In a clearing we saw a small cabin. It was a ranger check station.



The Chattahoochee River originates in the mountains nearby and is a small stream, meandering through the forest.



The flow increases at it goes down toward Helen. It increases even more as it gets to Atlanta, see my post: “Trails along the Chattahoochee” here.



Coasting down our scenic drive, the road became wider and we arrived in the little mountain town of Helen. This village has a long history. First, the Cherokee Indians lived all around the mountains and Indian burial mounds are still there, actually two miles south of town.


Nacoochee Mound, Indian Burial Grounds (from the Web)
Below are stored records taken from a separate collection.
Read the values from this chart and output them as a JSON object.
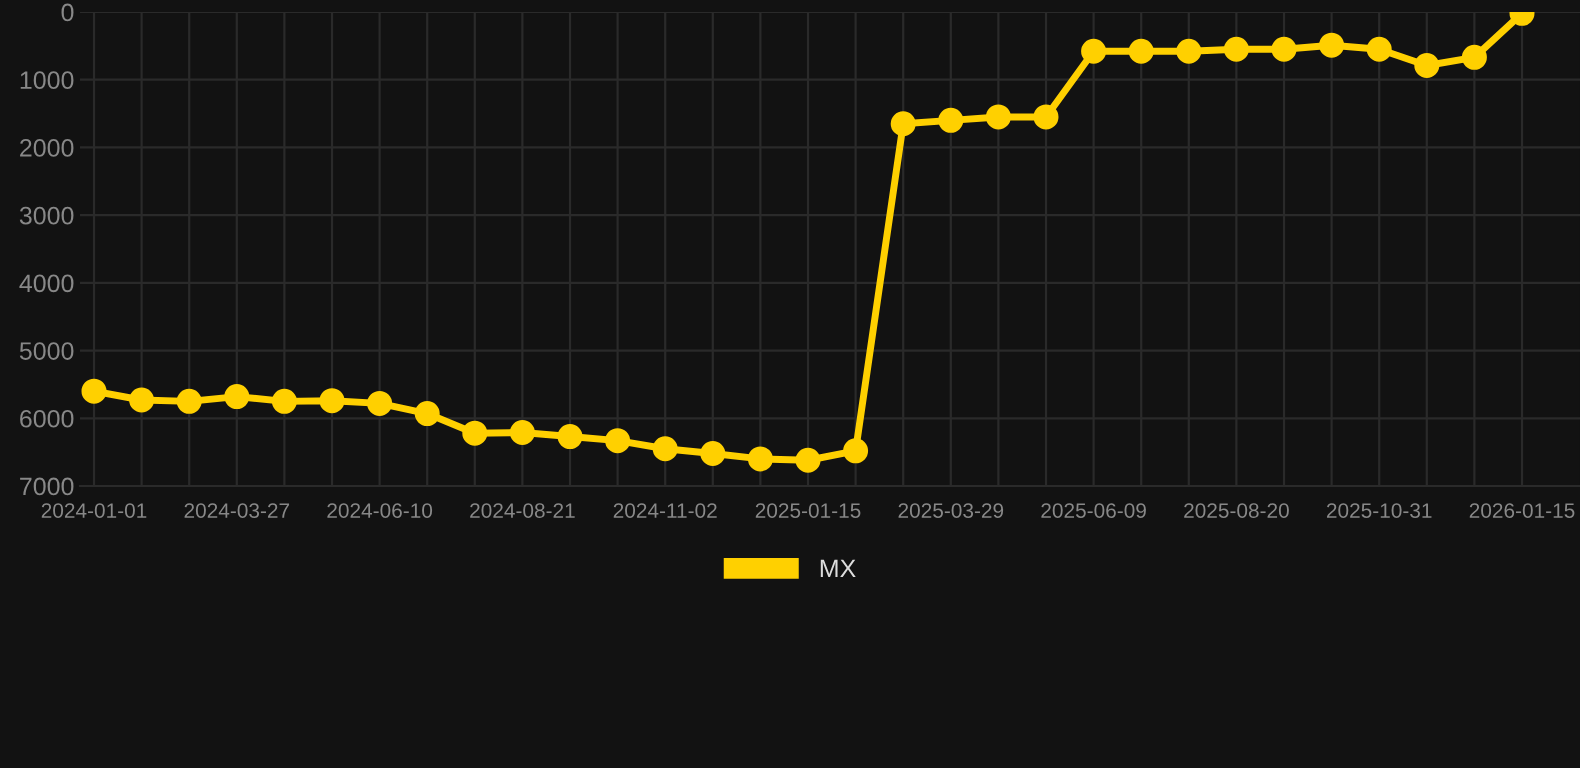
{
  "chart_data": {
    "type": "line",
    "categories": [
      "2024-01-01",
      null,
      null,
      "2024-03-27",
      null,
      null,
      "2024-06-10",
      null,
      null,
      "2024-08-21",
      null,
      null,
      "2024-11-02",
      null,
      null,
      "2025-01-15",
      null,
      null,
      "2025-03-29",
      null,
      null,
      "2025-06-09",
      null,
      null,
      "2025-08-20",
      null,
      null,
      "2025-10-31",
      null,
      null,
      "2026-01-15"
    ],
    "series": [
      {
        "name": "MX",
        "color": "#ffd000",
        "values": [
          5600,
          5730,
          5750,
          5680,
          5750,
          5740,
          5780,
          5930,
          6220,
          6210,
          6270,
          6330,
          6450,
          6520,
          6600,
          6620,
          6480,
          1650,
          1600,
          1550,
          1550,
          580,
          580,
          580,
          550,
          550,
          490,
          550,
          790,
          670,
          20
        ]
      }
    ],
    "ylim": [
      7000,
      0
    ],
    "yticks": [
      0,
      1000,
      2000,
      3000,
      4000,
      5000,
      6000,
      7000
    ],
    "grid": true,
    "legend": "bottom",
    "marker": "circle",
    "line_style": "solid"
  }
}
Then early settlers came to mine for gold and cut all the virgin timber. But by the 1970s it was a failing small town. Businessmen asked a nearby artist to draw some plans for the town. He had been stationed in Germany so he sketched buildings with gingerbread trims and gave the town an Alpine look. Buildings painted with scenes from Bavaria, cobblestone alleyways and German restaurants and gift shops give the town a real Alpine look.




It was still light when we arrived in the village and we could hear the music celebrating the last day of Oktoberfest.




We selected a German restaurant, the Heidelberg. We had some good German food accompanied by German beer.




After dinner we walked a bit in the town.


Don't forget to click on the pictures to enlarge them

There were many children in costumes for Halloween and some adults too - everyone having a great time.